Dampaknya, akan banyak hak buruh yang tidak berikan pengusaha. Karena tidak ada
ancaman pidana bila pengusaha tidak memenuhi hak-hak buruh.
KESIMPULAN
Kesejahteraan buruh merupakan sebuah keniscayaan pada saat ini, dengan pengaturan
yang sudah jelas yaitu Undang-undang Nomor 13 Tahun 2003 tentang ketenagakerjaan,
sebagai satu-satunya payung hukum untuk kesejahteraan buruh. Dengan wacana Rancangan
Undang-Undang Omnibus Law Cipta Lapangan Kerja yang bocor kepada publik ditemukan
beberapa point yang dianggap akan menambah kesengsaraan para buruh, walaupun catatan
rekomendasi tersebut belum berbentuk draft dan belum dikeluarkan secara resmi oleh
pemerintah, sudah membuat para buruh resah dengan wacana tersebut. Pemerintah
mengklaim wacana Rancangan Undang-Undang Omnibus Law Cipta Lapangan Kerja untuk
penyederhanaan perizinan dan investasi demi kemajuan industri indonesia, tetapi dengan
adanya beberapa point seperti yang sudah dibahas diatas. wacana Rancangan Undang-
Undang Omnibus Law Cipta Lapangan Kerja terlihat bersahabat dengan pengusaha dan
mencekik para buruh. Dengan segala protes dari para buruh selayaknya pemerintah meninjau
ulang apabila benar rekomendasi tersebut akan dimasukkan dalam wacana Rancangan
Undang-Undang Omnibus Law Cipta Lapangan Kerja. Pemerintah diharapkan melibatkan
secara aktif para buruh untuk merumuskan wacana Rancangan Undang-Undang tersebut.
REFRENSI
Busro, Firman Freaddy. 2017. Konseptualisasi Omnibus Law Dalam Menyelesaikan
Permasalahan Regulasi Pertanahan. Arena Hukum. Vol. 10: 227-250.

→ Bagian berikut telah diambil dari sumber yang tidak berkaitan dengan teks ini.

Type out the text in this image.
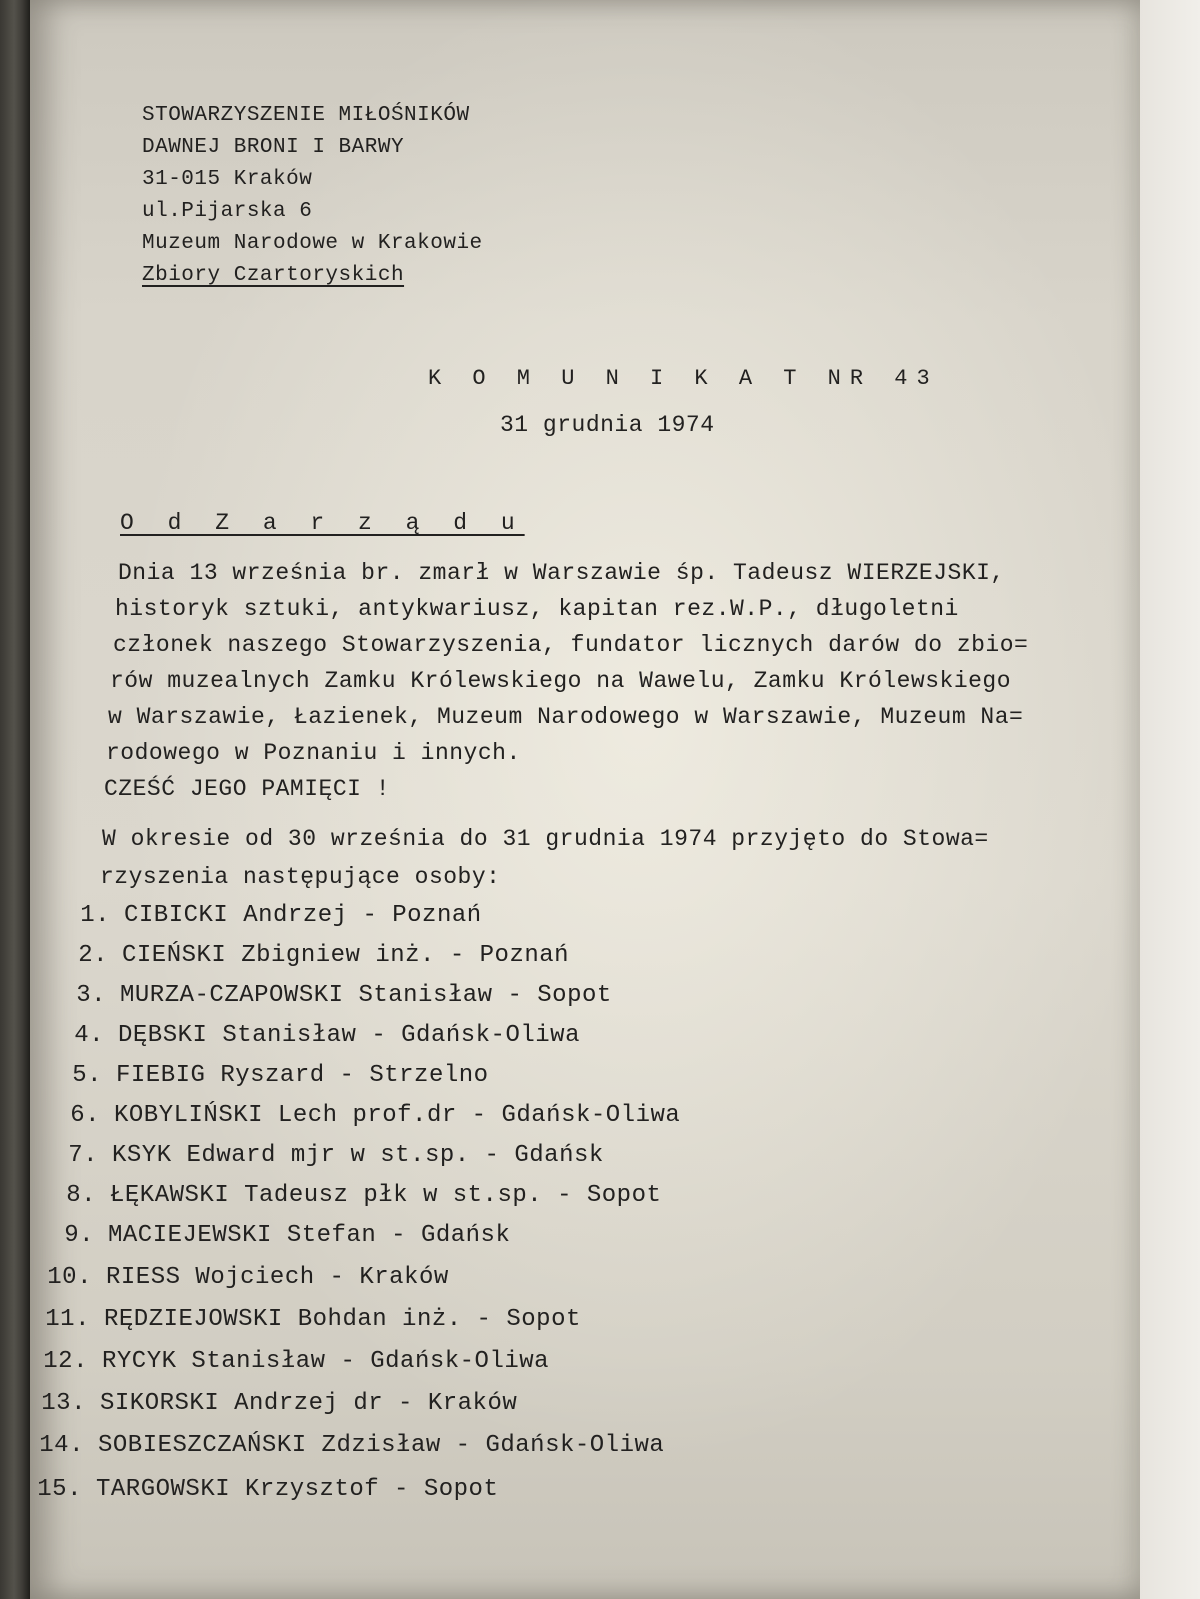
STOWARZYSZENIE MIŁOŚNIKÓW
DAWNEJ BRONI I BARWY
31-015 Kraków
ul.Pijarska 6
Muzeum Narodowe w Krakowie
Zbiory Czartoryskich
K O M U N I K A T NR 43
31 grudnia 1974
O d Z a r z ą d u
Dnia 13 września br. zmarł w Warszawie śp. Tadeusz WIERZEJSKI,
historyk sztuki, antykwariusz, kapitan rez.W.P., długoletni
członek naszego Stowarzyszenia, fundator licznych darów do zbio=
rów muzealnych Zamku Królewskiego na Wawelu, Zamku Królewskiego
w Warszawie, Łazienek, Muzeum Narodowego w Warszawie, Muzeum Na=
rodowego w Poznaniu i innych.
CZEŚĆ JEGO PAMIĘCI !
W okresie od 30 września do 31 grudnia 1974 przyjęto do Stowa=
rzyszenia następujące osoby:
1. CIBICKI Andrzej - Poznań
2. CIEŃSKI Zbigniew inż. - Poznań
3. MURZA-CZAPOWSKI Stanisław - Sopot
4. DĘBSKI Stanisław - Gdańsk-Oliwa
5. FIEBIG Ryszard - Strzelno
6. KOBYLIŃSKI Lech prof.dr - Gdańsk-Oliwa
7. KSYK Edward mjr w st.sp. - Gdańsk
8. ŁĘKAWSKI Tadeusz płk w st.sp. - Sopot
9. MACIEJEWSKI Stefan - Gdańsk
10. RIESS Wojciech - Kraków
11. RĘDZIEJOWSKI Bohdan inż. - Sopot
12. RYCYK Stanisław - Gdańsk-Oliwa
13. SIKORSKI Andrzej dr - Kraków
14. SOBIESZCZAŃSKI Zdzisław - Gdańsk-Oliwa
15. TARGOWSKI Krzysztof - Sopot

Pemerintah Indonesia. 2008. Undang-undang No. 13 Tahun 2003 Yang Mengatur Tentang
Ketenagakerjaan. Lembar Negara RI Tahun 2003, No. 39. Sekretariat Negara.
Jakarta.
Pemerintah Indonesia. 2011. Undang-undang Nomor 12 Tahun 2011 Yang Mengatur
Tentang Pembentukan Peraturan Perundang-undangan. Lembar Negara RI Tahun
2011, No. 82. Sekretariat Negara. Jakarta.
Safitri, Kiki. 2020. Ini Alasan Buruh Tolak Omnibus Law, diakses dari
https://money.kompas.com/read/2020/01/07/112743426/ini-6-alasan-buruh-tolak-
ruu-omnibus-law?page=all, Pada 8 Januari 2020.